Oil industry pushes back against Trump’s tariffs on Chinese goods

The oil industry is pushing back against President Trump’s tariffs on Chinese goods.

In comments obtained by the Washington Examiner, the American Petroleum Institute points out the dozens of energy products that the U.S. industry is reliant upon and could be subject to higher costs due to the tariffs.

“Increasing the costs of these imported products with tariffs will likely hurt energy growth and negatively impact jobs and investments,” read a letter submitted Friday night by the group to U.S. Trade Representative Robert Lighthizer.

The deadline is midnight for submitting comments either in support or refuting the 25 percent section 301 tariffs that Trump imposed recently on $50 billion of Chinese goods imported in the U.S. The American Petroleum Institute is the oil industry’s lead trade group in Washington.

These tariffs are separate from others Trump ordered on steel and aluminum about which the oil industry also has voiced concerns.

“Our member companies are currently in the process of finalizing analysis on the impact of Section 301 tariffs on their operations, but we are finding that there are a wide range of products used in the domestic energy industry that will be subject to these tariffs — including pumps, pump parts, motors, rotors/stators, valves, fluids, drill collars, lithium batteries along with various raw, semi-finished, and finished steel products,” according to the letter signed by Kyle Isakower, the group’s vice president for regulatory affairs.

Many products on the proposed tariff list are already subject to U.S. section 232 anti-dumping tariffs.

“As a result of the administration’s proposed action, at least 58 products crucial to the oil and natural gas industry would be subject to the … the Section 232 tariff and the Section 301 tariff, in addition to any other taxes and fees associated with the importation of these products,” the letter read.

In addition, the industry has identified more than 100 items on the tariff list used in the manufacture of oilfield equipment in the U.S. “Much of that equipment is deployed to support the ongoing resurgence of domestic oil and natural gas production, and the remainder is exported to the global oil and natural gas market,” Isakower wrote.

Isakower said the industry believes that sometime strict enforcement measures are warranted when it comes to trade, but “the breadth of the impact of the proposed Section 301 tariffs on our industry runs counter to the actions this Administration has taken to liberalize the development of domestic oil and natural gas resources and could restrict the capacity of the U.S. to enhance our energy security.”

In addition, the administration has failed “to account for the time needed to shift sourcing and supply chain would unduly harm our industry,” according to the letter.

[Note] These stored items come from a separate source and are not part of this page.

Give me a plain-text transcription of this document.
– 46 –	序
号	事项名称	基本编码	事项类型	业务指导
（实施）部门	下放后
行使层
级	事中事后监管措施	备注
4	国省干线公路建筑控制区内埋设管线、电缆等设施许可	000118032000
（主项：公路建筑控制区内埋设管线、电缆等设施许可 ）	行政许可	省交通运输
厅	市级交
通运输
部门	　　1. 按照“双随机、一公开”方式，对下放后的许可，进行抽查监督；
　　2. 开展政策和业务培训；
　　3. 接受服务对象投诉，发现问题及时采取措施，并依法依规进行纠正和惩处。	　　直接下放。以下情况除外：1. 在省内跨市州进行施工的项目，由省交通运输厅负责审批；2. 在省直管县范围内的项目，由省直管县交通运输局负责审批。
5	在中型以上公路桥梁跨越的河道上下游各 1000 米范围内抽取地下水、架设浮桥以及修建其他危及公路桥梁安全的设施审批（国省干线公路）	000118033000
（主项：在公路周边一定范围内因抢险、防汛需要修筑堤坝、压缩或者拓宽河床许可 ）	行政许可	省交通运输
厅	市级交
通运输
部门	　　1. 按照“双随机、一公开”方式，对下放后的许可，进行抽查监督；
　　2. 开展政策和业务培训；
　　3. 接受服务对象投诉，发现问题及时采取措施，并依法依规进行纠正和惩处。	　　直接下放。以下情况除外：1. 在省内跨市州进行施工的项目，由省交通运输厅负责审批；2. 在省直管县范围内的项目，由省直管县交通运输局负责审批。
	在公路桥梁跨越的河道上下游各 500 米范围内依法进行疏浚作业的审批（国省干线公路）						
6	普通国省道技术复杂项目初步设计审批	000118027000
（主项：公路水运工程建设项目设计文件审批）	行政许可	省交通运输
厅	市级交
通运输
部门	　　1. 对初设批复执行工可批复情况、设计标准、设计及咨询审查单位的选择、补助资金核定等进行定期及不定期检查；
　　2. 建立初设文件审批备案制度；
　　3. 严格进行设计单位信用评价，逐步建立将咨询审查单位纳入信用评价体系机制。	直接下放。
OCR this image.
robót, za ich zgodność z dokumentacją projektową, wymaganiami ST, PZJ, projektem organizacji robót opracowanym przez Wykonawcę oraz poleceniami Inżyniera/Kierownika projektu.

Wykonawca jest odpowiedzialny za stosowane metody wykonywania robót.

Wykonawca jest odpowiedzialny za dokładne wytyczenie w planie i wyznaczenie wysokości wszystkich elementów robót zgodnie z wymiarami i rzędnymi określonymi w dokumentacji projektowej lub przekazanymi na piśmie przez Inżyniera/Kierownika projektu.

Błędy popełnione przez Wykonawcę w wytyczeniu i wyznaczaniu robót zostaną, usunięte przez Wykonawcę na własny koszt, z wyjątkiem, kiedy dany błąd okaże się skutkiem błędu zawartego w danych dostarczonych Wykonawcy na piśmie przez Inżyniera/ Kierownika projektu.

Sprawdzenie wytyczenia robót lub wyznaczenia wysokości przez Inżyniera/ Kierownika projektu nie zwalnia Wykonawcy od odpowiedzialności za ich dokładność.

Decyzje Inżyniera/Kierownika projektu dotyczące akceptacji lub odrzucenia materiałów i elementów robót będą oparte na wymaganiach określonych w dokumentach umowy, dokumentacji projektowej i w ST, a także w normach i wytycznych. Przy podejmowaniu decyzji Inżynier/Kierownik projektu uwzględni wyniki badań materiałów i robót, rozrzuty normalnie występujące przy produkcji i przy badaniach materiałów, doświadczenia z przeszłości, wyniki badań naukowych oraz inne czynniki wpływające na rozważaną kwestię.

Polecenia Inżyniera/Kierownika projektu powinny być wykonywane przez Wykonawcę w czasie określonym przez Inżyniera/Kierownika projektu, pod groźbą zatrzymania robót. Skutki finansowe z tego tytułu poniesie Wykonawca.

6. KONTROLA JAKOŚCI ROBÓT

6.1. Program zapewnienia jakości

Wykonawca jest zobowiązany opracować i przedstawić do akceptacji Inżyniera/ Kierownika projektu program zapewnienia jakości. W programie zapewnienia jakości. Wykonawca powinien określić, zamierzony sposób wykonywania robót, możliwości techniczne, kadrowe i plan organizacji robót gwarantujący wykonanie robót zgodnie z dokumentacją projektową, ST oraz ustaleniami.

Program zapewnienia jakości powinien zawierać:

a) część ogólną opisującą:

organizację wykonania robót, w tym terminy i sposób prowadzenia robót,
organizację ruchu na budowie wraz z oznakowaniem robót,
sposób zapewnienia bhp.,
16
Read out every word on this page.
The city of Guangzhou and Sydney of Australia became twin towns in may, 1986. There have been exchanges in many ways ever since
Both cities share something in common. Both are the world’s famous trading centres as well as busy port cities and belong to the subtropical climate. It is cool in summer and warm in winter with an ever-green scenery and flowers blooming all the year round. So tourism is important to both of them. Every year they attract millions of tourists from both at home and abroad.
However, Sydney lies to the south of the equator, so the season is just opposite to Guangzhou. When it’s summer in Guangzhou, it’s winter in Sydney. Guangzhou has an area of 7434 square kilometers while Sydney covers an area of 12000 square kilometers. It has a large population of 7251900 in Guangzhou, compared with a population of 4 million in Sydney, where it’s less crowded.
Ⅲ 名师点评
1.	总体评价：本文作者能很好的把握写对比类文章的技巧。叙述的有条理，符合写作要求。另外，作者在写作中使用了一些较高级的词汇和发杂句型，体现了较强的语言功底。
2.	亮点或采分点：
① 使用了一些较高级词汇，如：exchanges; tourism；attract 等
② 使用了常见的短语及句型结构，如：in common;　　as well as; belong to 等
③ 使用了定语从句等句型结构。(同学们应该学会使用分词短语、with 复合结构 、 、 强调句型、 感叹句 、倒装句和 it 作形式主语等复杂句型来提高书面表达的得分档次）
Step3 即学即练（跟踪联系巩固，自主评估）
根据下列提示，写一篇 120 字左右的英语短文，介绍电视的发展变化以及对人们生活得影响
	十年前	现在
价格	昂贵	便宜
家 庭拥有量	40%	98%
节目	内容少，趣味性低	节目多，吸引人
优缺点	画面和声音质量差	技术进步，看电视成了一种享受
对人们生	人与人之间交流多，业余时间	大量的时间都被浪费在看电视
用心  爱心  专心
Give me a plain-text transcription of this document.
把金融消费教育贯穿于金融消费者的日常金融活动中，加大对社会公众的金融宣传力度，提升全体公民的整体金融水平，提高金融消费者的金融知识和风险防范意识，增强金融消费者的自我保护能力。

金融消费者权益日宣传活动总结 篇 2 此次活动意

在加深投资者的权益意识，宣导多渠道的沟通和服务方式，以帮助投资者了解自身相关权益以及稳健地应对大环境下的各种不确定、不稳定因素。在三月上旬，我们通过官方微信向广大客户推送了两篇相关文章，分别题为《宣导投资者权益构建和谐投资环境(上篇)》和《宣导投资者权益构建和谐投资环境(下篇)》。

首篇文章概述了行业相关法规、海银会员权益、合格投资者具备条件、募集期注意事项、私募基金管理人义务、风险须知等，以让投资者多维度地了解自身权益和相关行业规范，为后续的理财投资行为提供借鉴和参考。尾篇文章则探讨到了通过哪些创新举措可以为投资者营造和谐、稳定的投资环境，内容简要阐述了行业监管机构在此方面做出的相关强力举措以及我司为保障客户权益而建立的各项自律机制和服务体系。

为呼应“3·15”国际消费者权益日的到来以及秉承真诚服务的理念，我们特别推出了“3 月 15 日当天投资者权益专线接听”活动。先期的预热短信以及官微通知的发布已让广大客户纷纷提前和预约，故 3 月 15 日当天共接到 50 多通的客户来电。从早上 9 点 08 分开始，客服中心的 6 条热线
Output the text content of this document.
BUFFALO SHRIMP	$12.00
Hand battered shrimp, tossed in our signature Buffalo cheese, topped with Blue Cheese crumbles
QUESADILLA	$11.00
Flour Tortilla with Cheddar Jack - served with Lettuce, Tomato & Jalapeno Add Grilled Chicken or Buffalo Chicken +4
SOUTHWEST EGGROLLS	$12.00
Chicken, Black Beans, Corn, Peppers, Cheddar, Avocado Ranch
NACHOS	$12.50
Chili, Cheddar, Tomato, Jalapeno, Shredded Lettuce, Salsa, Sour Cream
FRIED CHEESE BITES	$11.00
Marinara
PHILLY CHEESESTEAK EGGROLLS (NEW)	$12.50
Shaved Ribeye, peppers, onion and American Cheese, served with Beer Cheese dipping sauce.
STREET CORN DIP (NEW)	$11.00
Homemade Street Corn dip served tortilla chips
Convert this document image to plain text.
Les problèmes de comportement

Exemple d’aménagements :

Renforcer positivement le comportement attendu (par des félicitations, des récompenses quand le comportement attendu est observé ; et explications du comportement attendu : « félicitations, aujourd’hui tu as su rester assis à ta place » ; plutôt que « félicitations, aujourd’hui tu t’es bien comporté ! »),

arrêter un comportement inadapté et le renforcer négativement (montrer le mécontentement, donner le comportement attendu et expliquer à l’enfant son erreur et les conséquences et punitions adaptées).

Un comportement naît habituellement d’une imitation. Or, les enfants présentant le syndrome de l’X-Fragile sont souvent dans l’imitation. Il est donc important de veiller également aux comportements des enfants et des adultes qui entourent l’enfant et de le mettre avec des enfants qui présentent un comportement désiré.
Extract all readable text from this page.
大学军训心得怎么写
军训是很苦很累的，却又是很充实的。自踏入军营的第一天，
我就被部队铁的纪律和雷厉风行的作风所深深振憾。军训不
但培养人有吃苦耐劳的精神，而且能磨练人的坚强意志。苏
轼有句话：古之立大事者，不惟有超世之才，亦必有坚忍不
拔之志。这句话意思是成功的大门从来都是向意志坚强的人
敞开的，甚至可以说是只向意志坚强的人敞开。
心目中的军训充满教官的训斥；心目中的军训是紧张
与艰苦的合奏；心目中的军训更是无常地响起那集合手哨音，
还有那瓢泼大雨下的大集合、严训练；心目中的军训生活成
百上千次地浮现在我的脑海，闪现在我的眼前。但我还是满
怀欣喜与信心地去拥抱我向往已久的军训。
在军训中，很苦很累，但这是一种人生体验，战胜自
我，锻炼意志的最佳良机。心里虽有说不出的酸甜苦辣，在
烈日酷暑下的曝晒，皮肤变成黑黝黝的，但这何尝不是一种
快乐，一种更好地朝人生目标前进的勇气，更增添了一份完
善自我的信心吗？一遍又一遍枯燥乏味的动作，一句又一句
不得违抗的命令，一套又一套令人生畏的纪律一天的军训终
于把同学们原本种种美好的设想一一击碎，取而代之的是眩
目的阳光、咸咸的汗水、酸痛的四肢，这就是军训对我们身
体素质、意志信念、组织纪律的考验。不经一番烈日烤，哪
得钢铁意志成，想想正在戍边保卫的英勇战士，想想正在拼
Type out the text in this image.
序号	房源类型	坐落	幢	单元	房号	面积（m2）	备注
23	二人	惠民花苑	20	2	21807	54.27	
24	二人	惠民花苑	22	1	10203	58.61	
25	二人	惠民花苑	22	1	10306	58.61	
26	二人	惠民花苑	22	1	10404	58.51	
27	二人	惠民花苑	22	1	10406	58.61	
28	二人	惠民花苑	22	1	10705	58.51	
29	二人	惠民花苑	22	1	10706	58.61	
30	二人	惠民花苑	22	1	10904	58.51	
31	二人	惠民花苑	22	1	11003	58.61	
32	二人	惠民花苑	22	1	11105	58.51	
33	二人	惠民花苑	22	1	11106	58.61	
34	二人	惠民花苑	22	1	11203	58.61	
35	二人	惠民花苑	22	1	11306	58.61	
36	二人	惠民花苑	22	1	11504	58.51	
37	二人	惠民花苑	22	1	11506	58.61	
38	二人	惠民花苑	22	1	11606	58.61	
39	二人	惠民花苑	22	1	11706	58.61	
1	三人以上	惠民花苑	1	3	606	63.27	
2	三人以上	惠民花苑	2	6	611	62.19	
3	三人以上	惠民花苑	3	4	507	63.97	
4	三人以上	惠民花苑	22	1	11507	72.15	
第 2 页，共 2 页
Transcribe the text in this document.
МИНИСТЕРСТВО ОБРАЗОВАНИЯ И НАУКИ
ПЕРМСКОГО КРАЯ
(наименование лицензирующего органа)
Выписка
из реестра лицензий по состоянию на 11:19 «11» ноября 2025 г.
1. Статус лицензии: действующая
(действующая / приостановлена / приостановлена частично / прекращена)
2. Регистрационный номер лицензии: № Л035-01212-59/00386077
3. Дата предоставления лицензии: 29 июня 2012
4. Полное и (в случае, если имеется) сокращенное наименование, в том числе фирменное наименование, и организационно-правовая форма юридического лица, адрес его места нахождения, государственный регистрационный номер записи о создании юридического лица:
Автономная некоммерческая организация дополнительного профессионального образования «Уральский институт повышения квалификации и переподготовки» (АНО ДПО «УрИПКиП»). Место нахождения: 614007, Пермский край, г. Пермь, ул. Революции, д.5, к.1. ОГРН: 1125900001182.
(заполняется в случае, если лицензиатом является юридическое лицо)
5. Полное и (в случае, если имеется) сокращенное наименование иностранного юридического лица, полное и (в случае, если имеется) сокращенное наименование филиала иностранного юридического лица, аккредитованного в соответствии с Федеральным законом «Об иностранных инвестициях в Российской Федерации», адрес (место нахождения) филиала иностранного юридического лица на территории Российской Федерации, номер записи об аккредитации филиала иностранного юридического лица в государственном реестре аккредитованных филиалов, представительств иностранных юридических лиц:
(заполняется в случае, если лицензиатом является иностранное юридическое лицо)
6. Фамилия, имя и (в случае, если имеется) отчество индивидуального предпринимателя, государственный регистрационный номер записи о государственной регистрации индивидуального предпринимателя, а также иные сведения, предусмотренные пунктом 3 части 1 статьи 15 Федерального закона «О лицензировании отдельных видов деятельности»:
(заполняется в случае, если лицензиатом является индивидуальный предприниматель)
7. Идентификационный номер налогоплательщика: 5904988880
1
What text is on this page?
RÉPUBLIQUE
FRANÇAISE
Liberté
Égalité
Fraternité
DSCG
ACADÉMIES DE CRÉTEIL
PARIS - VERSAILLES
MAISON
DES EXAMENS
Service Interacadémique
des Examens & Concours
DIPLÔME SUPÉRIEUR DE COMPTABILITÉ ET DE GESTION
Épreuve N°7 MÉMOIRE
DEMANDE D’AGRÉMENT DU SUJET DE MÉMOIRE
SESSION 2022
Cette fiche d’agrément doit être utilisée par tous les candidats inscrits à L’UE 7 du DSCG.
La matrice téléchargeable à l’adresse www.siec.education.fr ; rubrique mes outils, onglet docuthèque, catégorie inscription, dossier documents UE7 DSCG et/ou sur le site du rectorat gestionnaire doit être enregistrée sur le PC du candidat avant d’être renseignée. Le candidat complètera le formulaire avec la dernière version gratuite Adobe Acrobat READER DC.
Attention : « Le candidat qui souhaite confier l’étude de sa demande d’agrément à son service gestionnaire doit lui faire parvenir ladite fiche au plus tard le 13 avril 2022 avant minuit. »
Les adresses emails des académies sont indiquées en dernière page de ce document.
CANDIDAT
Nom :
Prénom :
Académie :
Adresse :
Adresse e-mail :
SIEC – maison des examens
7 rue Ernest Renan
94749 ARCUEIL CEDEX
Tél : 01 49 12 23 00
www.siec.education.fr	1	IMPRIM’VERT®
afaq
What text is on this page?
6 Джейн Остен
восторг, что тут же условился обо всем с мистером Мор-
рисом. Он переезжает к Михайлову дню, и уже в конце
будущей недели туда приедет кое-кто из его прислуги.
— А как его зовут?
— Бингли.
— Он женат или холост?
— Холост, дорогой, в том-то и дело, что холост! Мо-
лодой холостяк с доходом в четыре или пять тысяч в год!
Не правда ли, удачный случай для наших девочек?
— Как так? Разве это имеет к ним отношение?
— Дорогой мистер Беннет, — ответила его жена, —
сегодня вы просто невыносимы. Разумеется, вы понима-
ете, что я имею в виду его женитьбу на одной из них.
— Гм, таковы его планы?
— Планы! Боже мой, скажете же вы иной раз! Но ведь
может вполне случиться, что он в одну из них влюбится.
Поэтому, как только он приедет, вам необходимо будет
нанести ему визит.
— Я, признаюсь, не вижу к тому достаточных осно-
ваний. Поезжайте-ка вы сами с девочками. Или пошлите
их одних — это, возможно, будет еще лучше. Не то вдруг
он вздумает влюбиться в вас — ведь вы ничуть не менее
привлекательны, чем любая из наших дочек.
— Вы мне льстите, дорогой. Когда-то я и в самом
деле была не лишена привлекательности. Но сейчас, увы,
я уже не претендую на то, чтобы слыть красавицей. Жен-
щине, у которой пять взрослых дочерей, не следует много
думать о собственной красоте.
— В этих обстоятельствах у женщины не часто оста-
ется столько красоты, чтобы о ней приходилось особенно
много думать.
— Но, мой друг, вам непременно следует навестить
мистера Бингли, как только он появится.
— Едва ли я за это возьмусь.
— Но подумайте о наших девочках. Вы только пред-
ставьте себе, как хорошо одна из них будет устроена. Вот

“Similarly, the Administration’s proposal would risk disproportionate harm to the industry’s domestic manufacturing capacity if it does not account for other pertinent facts, such as the high U.S. content of many oilfield equipment imports from China, or the fact that many U.S. manufactured oilfield products are exported to foreign markets,” Isakower continued.

“Imposing tariffs on the U.S. content of imported goods or on U.S. exports runs counter to the Administration’s laudable intent to boost U.S. manufacturing,” the letter said.